Rosa Luxemburg on reforms and socialist revolution
(Books of the Month column)
 
Below is an excerpt from Reform or Revolution by Rosa Luxemburg, one of the outstanding pre-World War I revolutionary figures. In this collection of articles Luxemburg sounds the alarm against the attempt by Eduard Bernstein, a central leader of the German Social Democratic Party, the largest socialist party of the time, to revise basic Marxist theory on the class struggle and the nature of capitalism. Copyright ©1970 Pathfinder Press. Reprinted by permission.

BY ROSA LUXEMBURG  
At first view the title of this work may be found surprising. Can the social democracy be against reforms? Can we counterpose the social revolution, the transformation of the existing order, our final goal, to social reforms? Certainly not. The daily struggle for reforms, for the amelioration of the condition of the workers within the framework of the existing social order, and for democratic institutions, offers to the social democracy the only means of engaging in the proletarian class war and working in the direction of the final goal—the conquest of political power and the suppression of wage labor. Between social reforms and revolution there exists for the social democracy an indissoluble tie. The struggle for reforms is its means; the social revolution, its aim.
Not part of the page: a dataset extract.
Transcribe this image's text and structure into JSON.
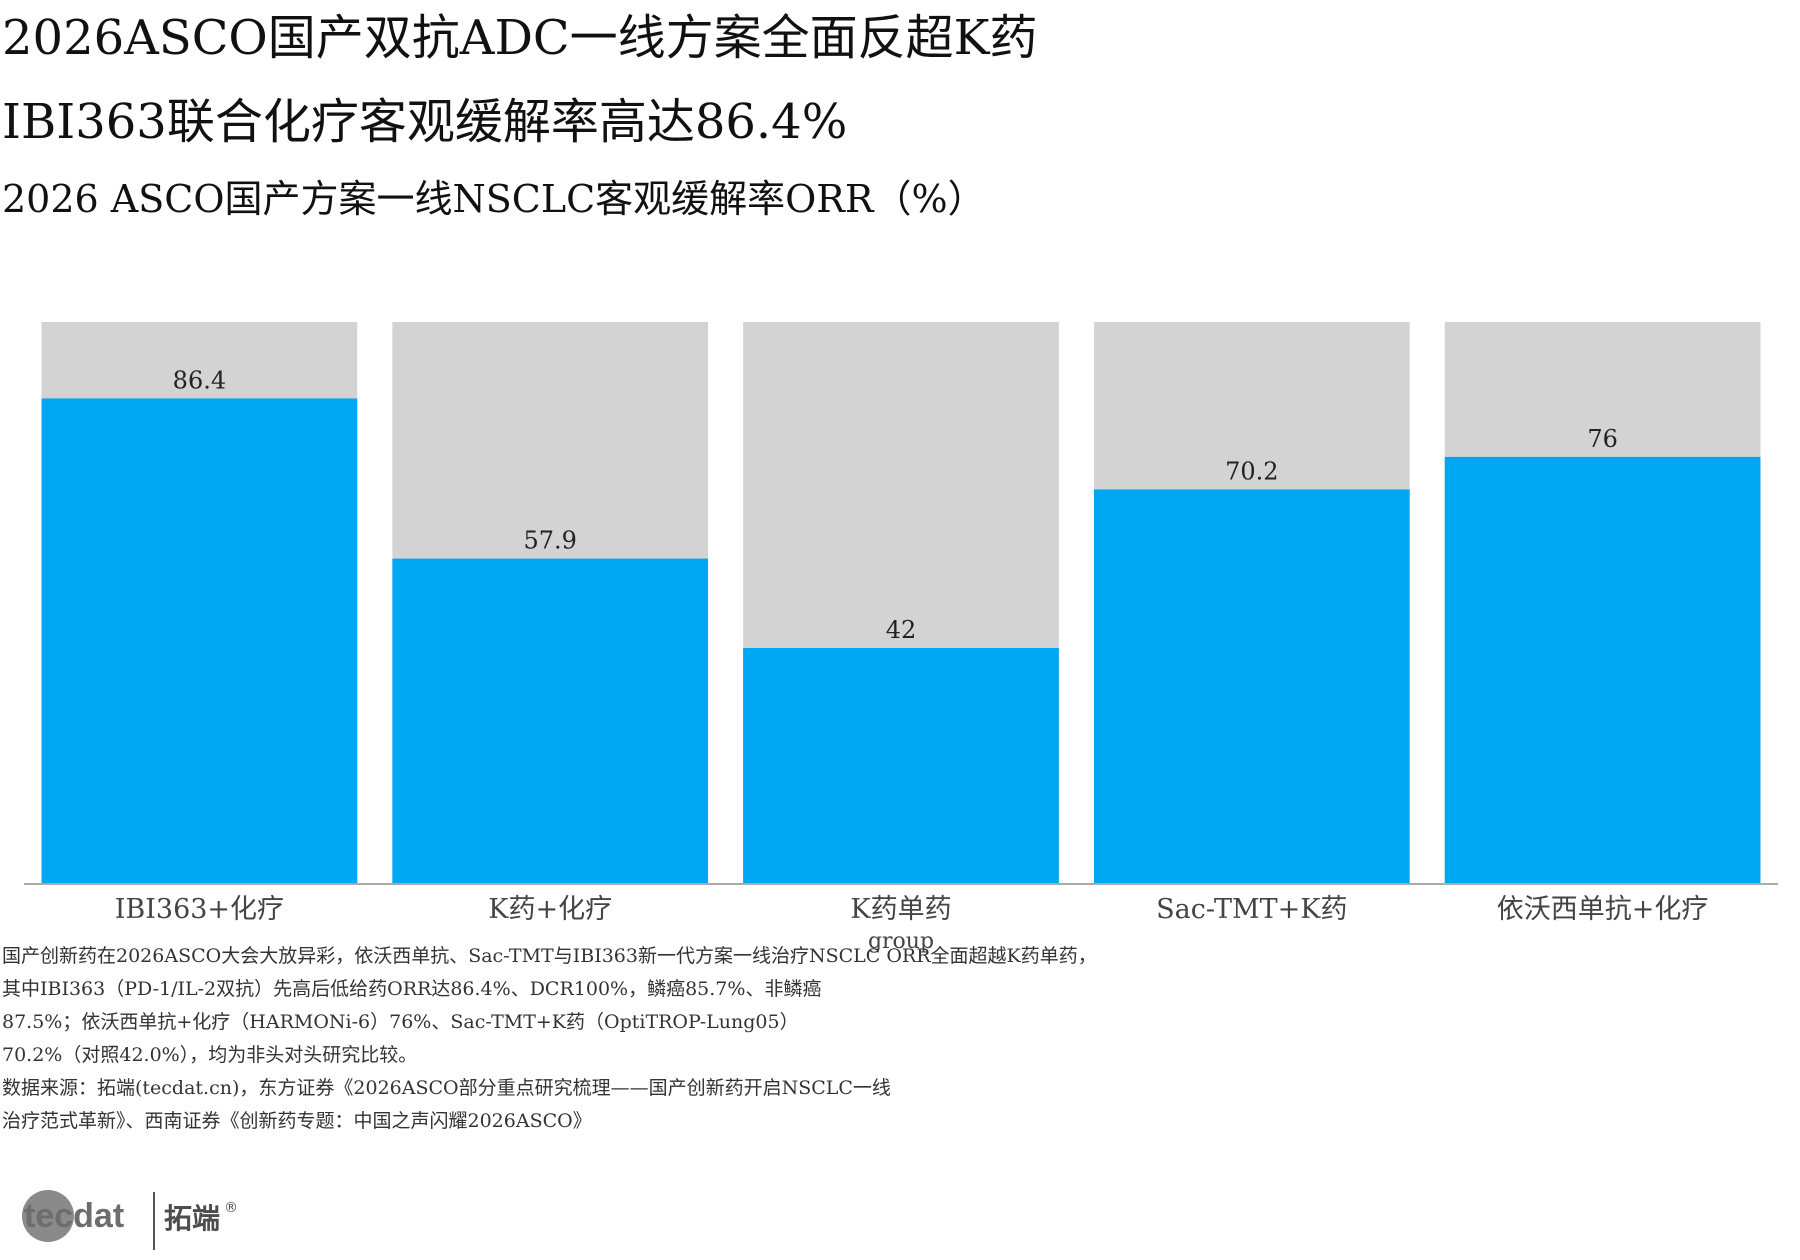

It is in Eduard Bernstein’s theory, presented in his articles on “Problems of Socialism,” Neue Zeit of 1897-98, and in his book Die Voraussetzungen des Sozialismus and die Aufgaben der Sozialdemokratie [The Preconditions of Socialism and the Tasks of Social Democracy—in English published under the title Evolutionary Socialism—Ed.] that we find for the first time, the opposition of the two factors of the labor movement. His theory tends to counsel us to renounce the social transformation, the final goal of the social democracy and, inversely, to make of social reforms, the means of the class struggle, its aim. Bernstein himself has very clearly and characteristically formulated this viewpoint when he wrote: “The final goal, no matter what it is, is nothing; the movement is everything.”

But since the final goal of socialism constitutes the only decisive factor distinguishing the social democratic movement from bourgeois democracy and from bourgeois radicalism, the only factor transforming the entire labor movement from a vain effort to repair the capitalist order into a class struggle against this order, for the suppression of this order—the question: “Reform or revolution?” as it is posed by Bernstein, equals for the social democracy the question: “To be or not to be?” In the controversy with Bernstein and his followers, everybody in the party ought to understand clearly it is not a question of this or that method of struggle, or the use of this or that set of tactics, but of the very existence of the social democratic movement.

Upon a casual consideration of Bernstein’s theory, this may appear like an exaggeration. Does he not continually mention the social democracy and its aims? Does he not repeat again and again, in very explicit language, that he too strives toward the final goal of socialism, but in another way? Does he not stress particularly that he fully approves of the present practice of the social democracy?

That is all true, to be sure. It is also true that every new movement, when it first elaborates its theory and policy, begins by finding support in the preceding movement, though it may be in direct contradiction with the latter. It begins by suiting itself to the forms found at hand and by speaking the language spoken hereto. In time, the new grain breaks through the old husk. The new movement finds its own forms and its own language.

To expect an opposition against scientific socialism at its very beginning, to express itself clearly, fully, and to the last consequence on the subject of its real content; to expect it to deny openly and bluntly the theoretic basis of the social democracy—would amount to underrating the power of scientific socialism. Today he who wants to pass as a socialist, and at the same time would declare war on Marxian doctrine, the most stupendous product of the human mind in the century, must begin with involuntary esteem for Marx. He must begin by acknowledging himself to be his disciple, by seeking in Marx’s own teachings the points of support for an attack on the latter, while he represents this attack as a further development of Marxian doctrine. On this account, we must, unconcerned by its outer forms, pick out the sheathed kernel of Bernstein’s theory. This is a matter of urgent necessity for the broad layers of the industrial proletariat in our party.

No coarser insult, no baser aspersion, can be thrown against the workers than the remark: “Theoretic controversies are only for academicians.” Some time ago Lassalle said: “Only when science and the workers, these opposite poles of society, become one, will they crush in their arms of steel all obstacles to culture.” The entire strength of the modern labor movement rests on theoretic knowledge.

But doubly important is this knowledge for the workers in the present case, because it is precisely they and their influence in the movement that are in the balance here. It is their skin that is being brought to market. The opportunist theory in the party, the theory formulated by Bernstein, is nothing else than an unconscious attempt to assure predominance to the petty bourgeois elements that have entered our party, to change the policy and aims of our party in their direction. The question of reform and revolution, of the final goal and the movement, is basically, in another form, but the question of the petty bourgeois or proletarian character of the labor movement.